Single by Ella Mai

from the album Heart on My Sleeve
- Released: 28 January 2022
- Genre: R&B
- Length: 3:17
- Label: 10 Summers; Interscope;
- Songwriters: Ella Howell; Charles Hinshaw Jr.; Daemon Landrum; Jonathan Sanders; Tyus Strickland; Donell Jones; Kyle West;
- Producers: Mustard; J. Holt;

Ella Mai singles chronology
| "Not Another Love Song" (2020) | "DFMU" (2022) | "How" (2022) |

= DFMU =

2022 single by Ella Mai

"DFMU" (initialism for Don’t Fuck Me Up) is a song by English singer-songwriter Ella Mai. It was released on 28 January 2022 through 10 Summers and Interscope Records from her second studio album, Heart on My Sleeve (2022). It was produced by Mustard and co-produced by J. Holt.

== Background and composition ==
Following the release of the single "Not Another Love Song" (2020), Mai took a hiatus from recording and public life.
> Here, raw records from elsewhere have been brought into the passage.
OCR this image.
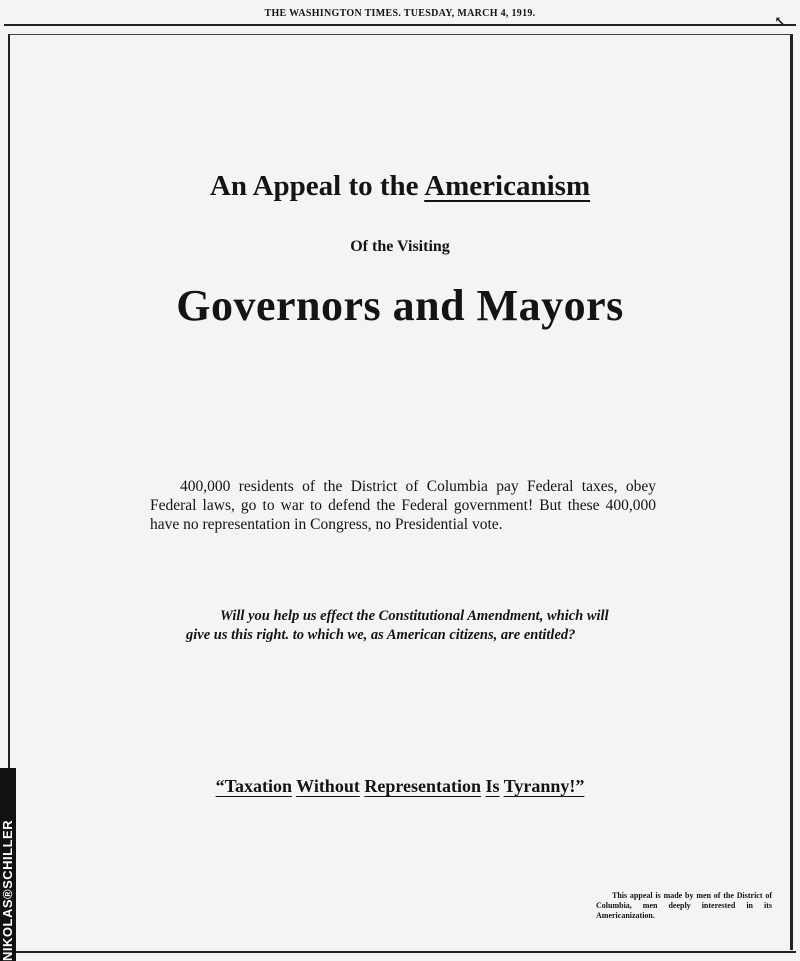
THE WASHINGTON TIMES. TUESDAY, MARCH 4, 1919.
↖
An Appeal to the Americanism
Of the Visiting
Governors and Mayors
400,000 residents of the District of Columbia pay Federal taxes, obey Federal laws, go to war to defend the Federal government! But these 400,000 have no representation in Congress, no Presidential vote.
Will you help us effect the Constitutional Amendment, which will give us this right. to which we, as American citizens, are entitled?
“Taxation Without Representation Is Tyranny!”
This appeal is made by men of the District of Columbia, men deeply interested in its Americanization.
NIKOLAS®SCHILLER
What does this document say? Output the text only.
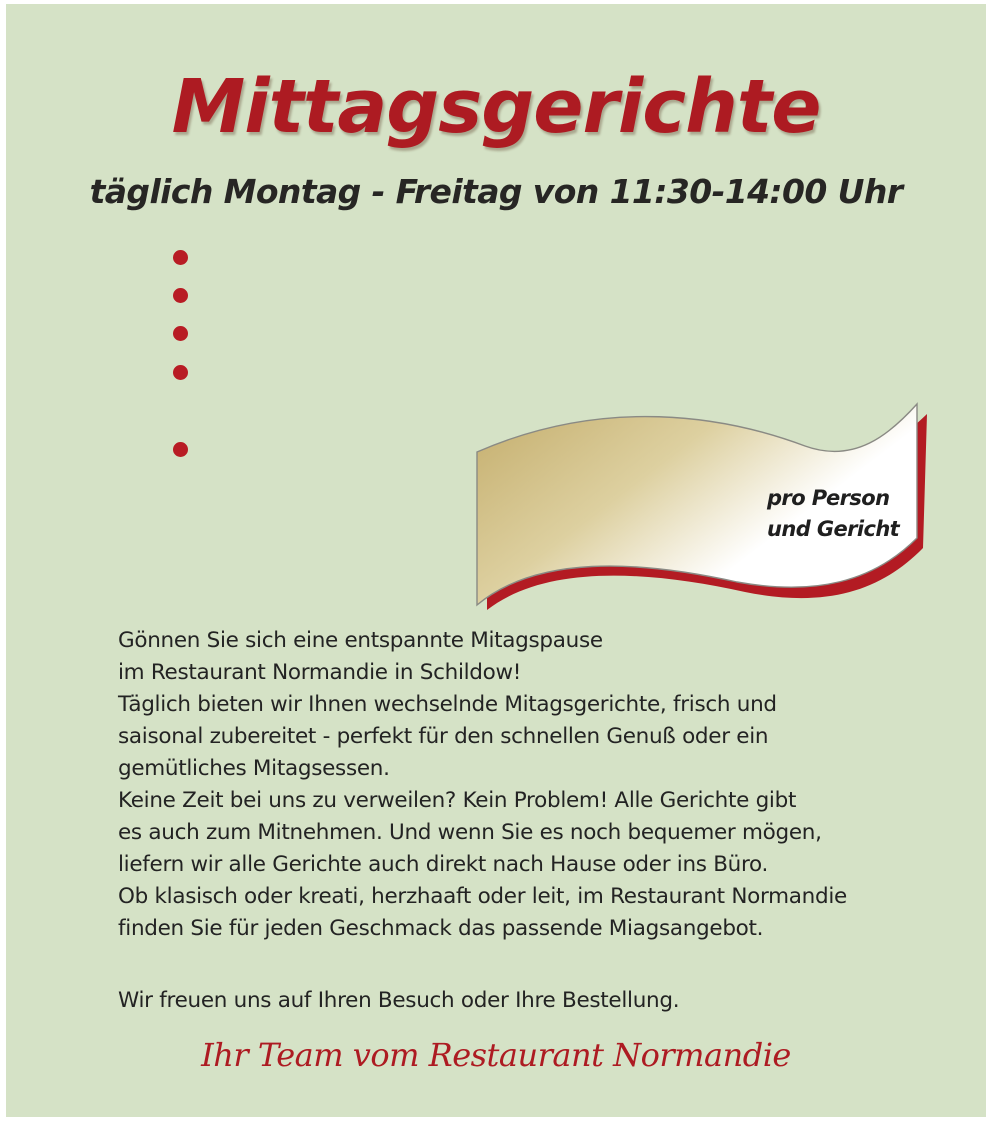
Mittagsgerichte
täglich Montag - Freitag von 11:30-14:00 Uhr
pro Person
und Gericht

Gönnen Sie sich eine entspannte Mitagspause

im Restaurant Normandie in Schildow!

Täglich bieten wir Ihnen wechselnde Mitagsgerichte, frisch und

saisonal zubereitet - perfekt für den schnellen Genuß oder ein

gemütliches Mitagsessen.

Keine Zeit bei uns zu verweilen? Kein Problem! Alle Gerichte gibt

es auch zum Mitnehmen. Und wenn Sie es noch bequemer mögen,

liefern wir alle Gerichte auch direkt nach Hause oder ins Büro.

Ob klasisch oder kreati, herzhaaft oder leit, im Restaurant Normandie

finden Sie für jeden Geschmack das passende Miagsangebot.

Wir freuen uns auf Ihren Besuch oder Ihre Bestellung.

Ihr Team vom Restaurant Normandie
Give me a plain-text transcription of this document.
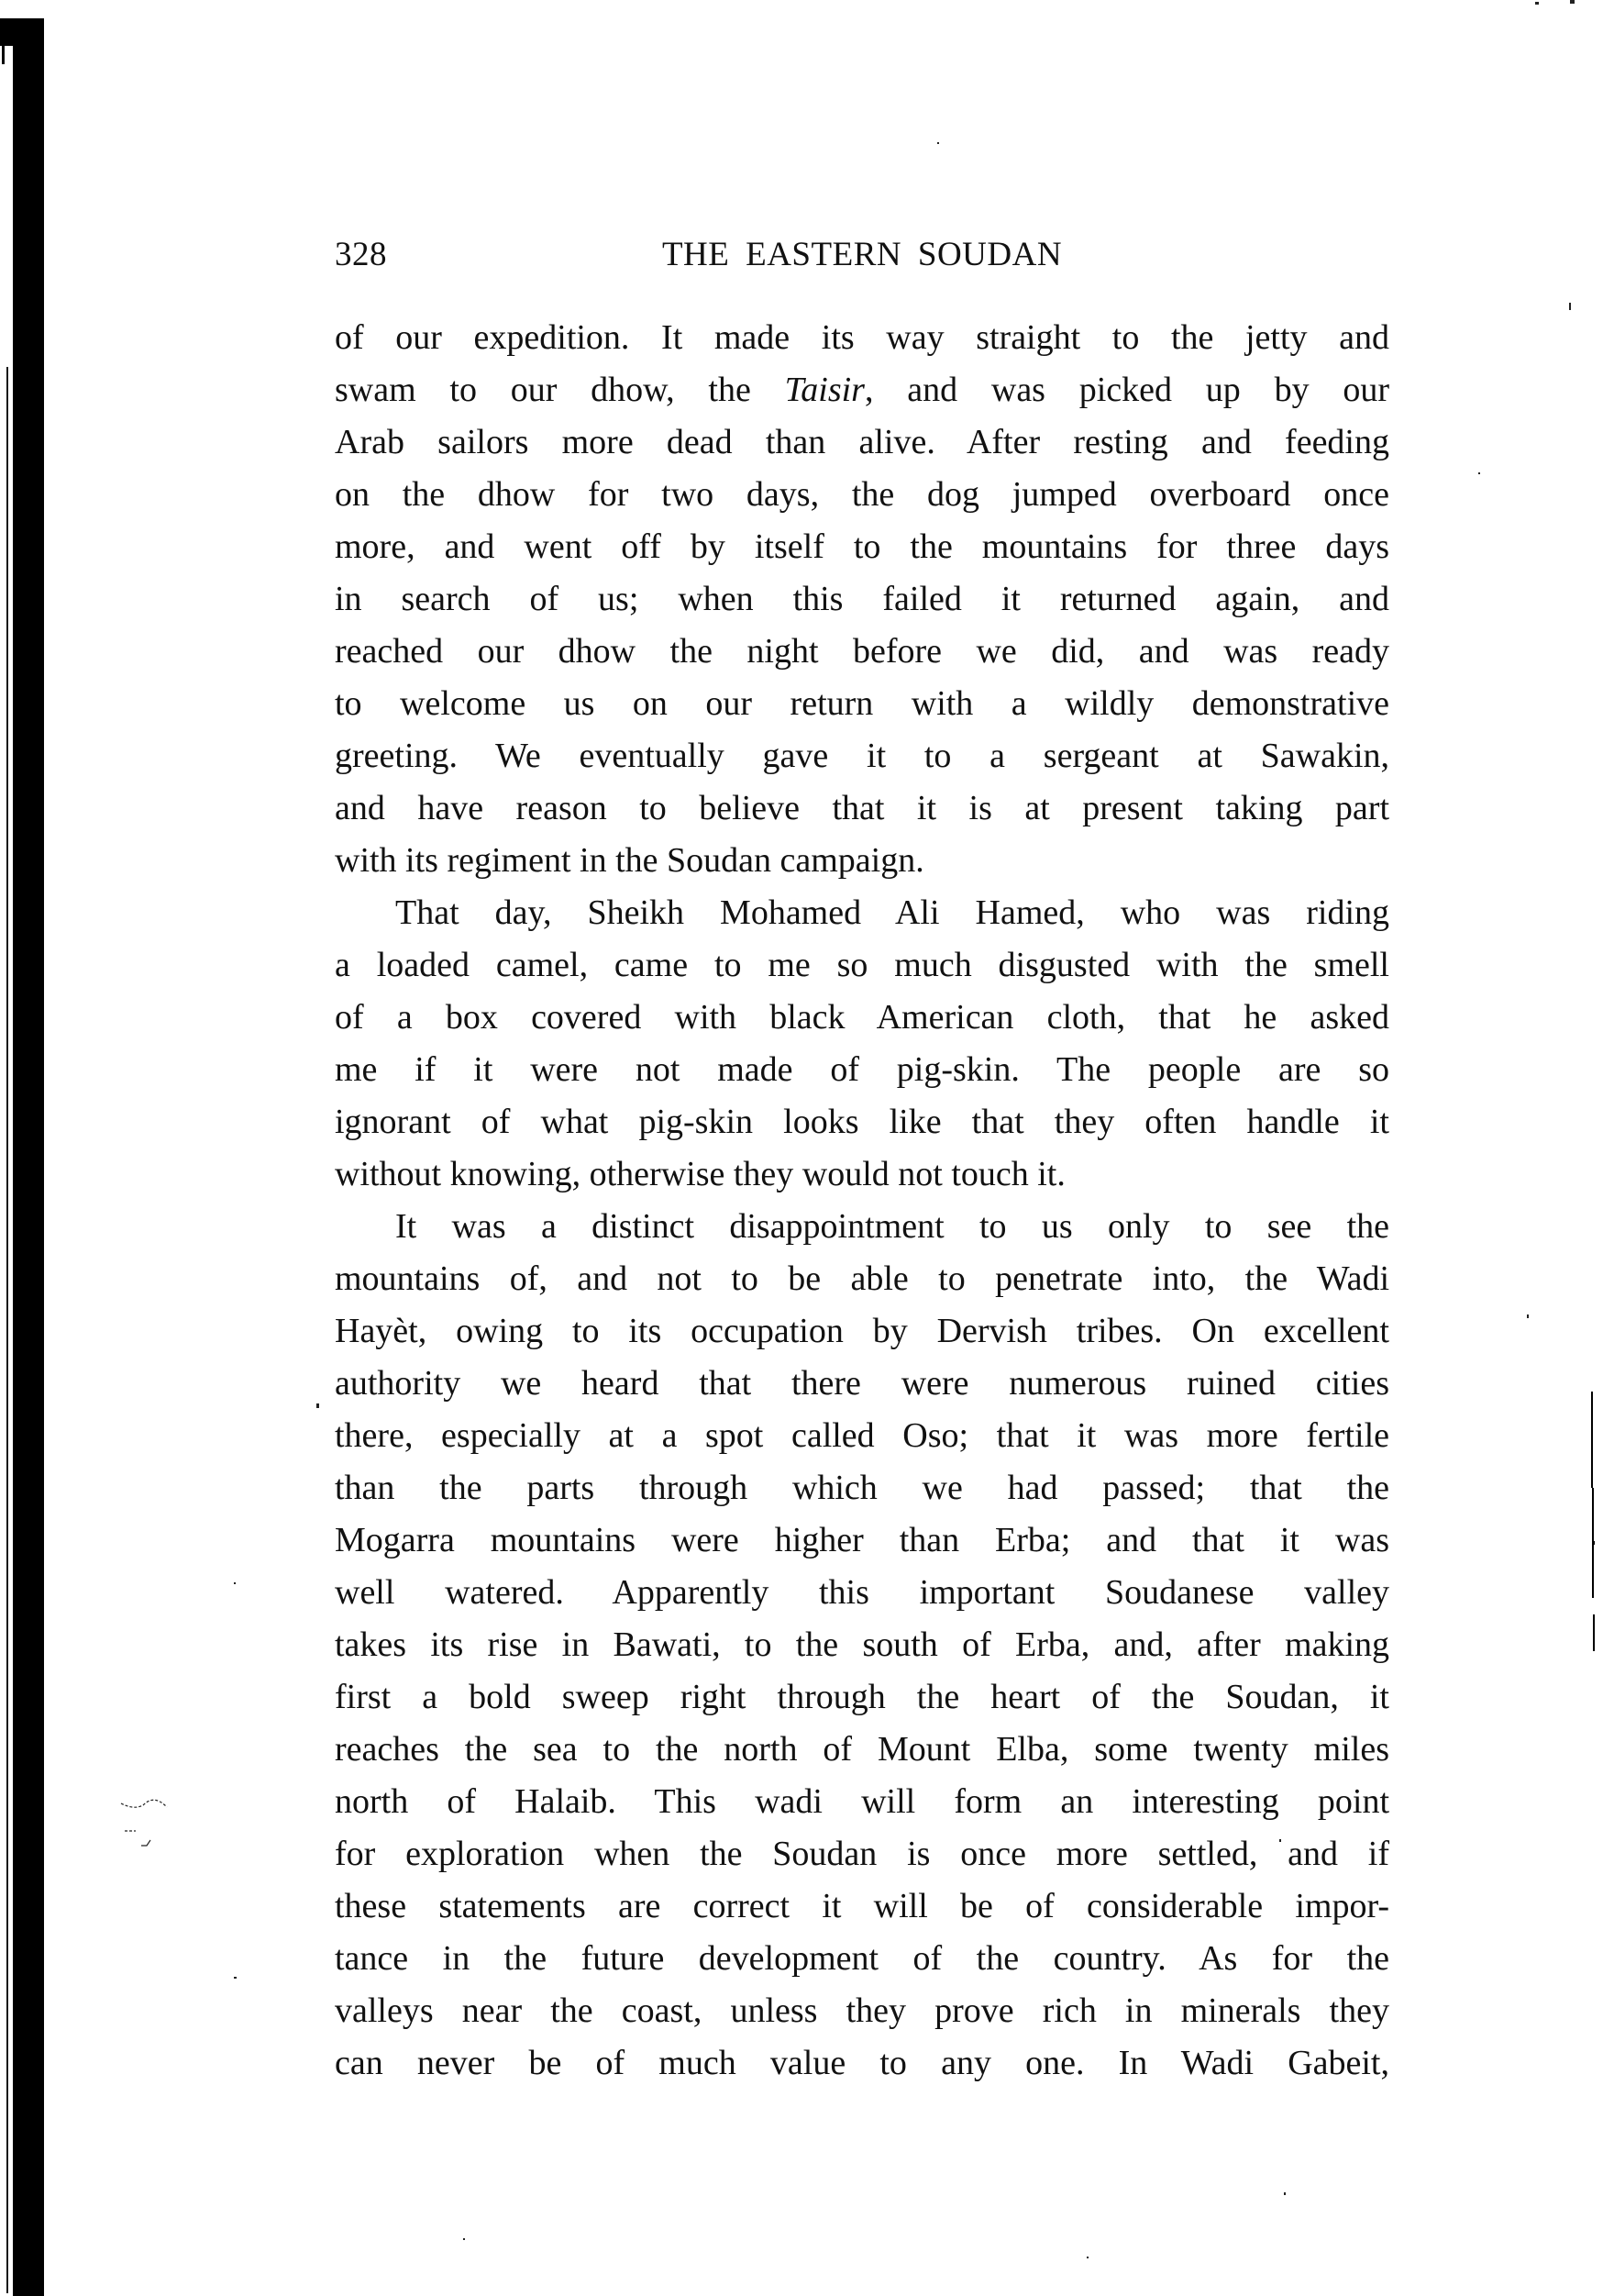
328	THE EASTERN SOUDAN
of our expedition. It made its way straight to the jetty and
swam to our dhow, the Taisir, and was picked up by our
Arab sailors more dead than alive. After resting and feeding
on the dhow for two days, the dog jumped overboard once
more, and went off by itself to the mountains for three days
in search of us; when this failed it returned again, and
reached our dhow the night before we did, and was ready
to welcome us on our return with a wildly demonstrative
greeting. We eventually gave it to a sergeant at Sawakin,
and have reason to believe that it is at present taking part
with its regiment in the Soudan campaign.
That day, Sheikh Mohamed Ali Hamed, who was riding
a loaded camel, came to me so much disgusted with the smell
of a box covered with black American cloth, that he asked
me if it were not made of pig-skin. The people are so
ignorant of what pig-skin looks like that they often handle it
without knowing, otherwise they would not touch it.
It was a distinct disappointment to us only to see the
mountains of, and not to be able to penetrate into, the Wadi
Hayèt, owing to its occupation by Dervish tribes. On excellent
authority we heard that there were numerous ruined cities
there, especially at a spot called Oso; that it was more fertile
than the parts through which we had passed; that the
Mogarra mountains were higher than Erba; and that it was
well watered. Apparently this important Soudanese valley
takes its rise in Bawati, to the south of Erba, and, after making
first a bold sweep right through the heart of the Soudan, it
reaches the sea to the north of Mount Elba, some twenty miles
north of Halaib. This wadi will form an interesting point
for exploration when the Soudan is once more settled, and if
these statements are correct it will be of considerable impor-
tance in the future development of the country. As for the
valleys near the coast, unless they prove rich in minerals they
can never be of much value to any one. In Wadi Gabeit,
In October 2021, the singer revealed on her social media accounts that she had returned to the recording studio. The song was written in 2020 during a writing session with Mustard. In an interview with Apple Music 1 Mai explaining the meaning and writing process of the song:"It was almost a therapy session when I was in the session. But I think that’s the best way. All the people that I grew up listening to are always very, very honest. And I’ve always just appreciated honesty. I think it’s the best way I think that people can relate to you also so. [...] I was having a very honest conversation with Prince Charlez who I wrote the song with about I was going through at that point. And it just was basically a conversation, and it just came together that way. And I think those are the best songs because storytelling is just conversation really. It was one of the ones during the recording process that I just knew it had to make"

== Live performance ==
Mai performed a medley of "DFMU" and "Leave You Alone" at The Tonight Show Starring Jimmy Fallon in May 2022.

== Music video ==
The music video for the song, directed by Loris Russier, was released on 2 February 2022 through the singer's YouTube channel.

==Charts==

Weekly chart performance for "DFMU"
| Chart (2022) | Peak position |
|---|---|
| US Billboard Hot 100 | 85 |
| US Hot R&B/Hip-Hop Songs (Billboard) | 22 |
| US Hot R&B Songs (Billboard) | 3 |
| US Adult R&B Songs (Billboard) | 1 |

==Certifications==

Certifications for "DFMU"
| Region | Certification | Certified units/sales |
| United States (RIAA) | Platinum | 1,000,000^{‡} |
^{‡} Sales+streaming figures based on certification alone.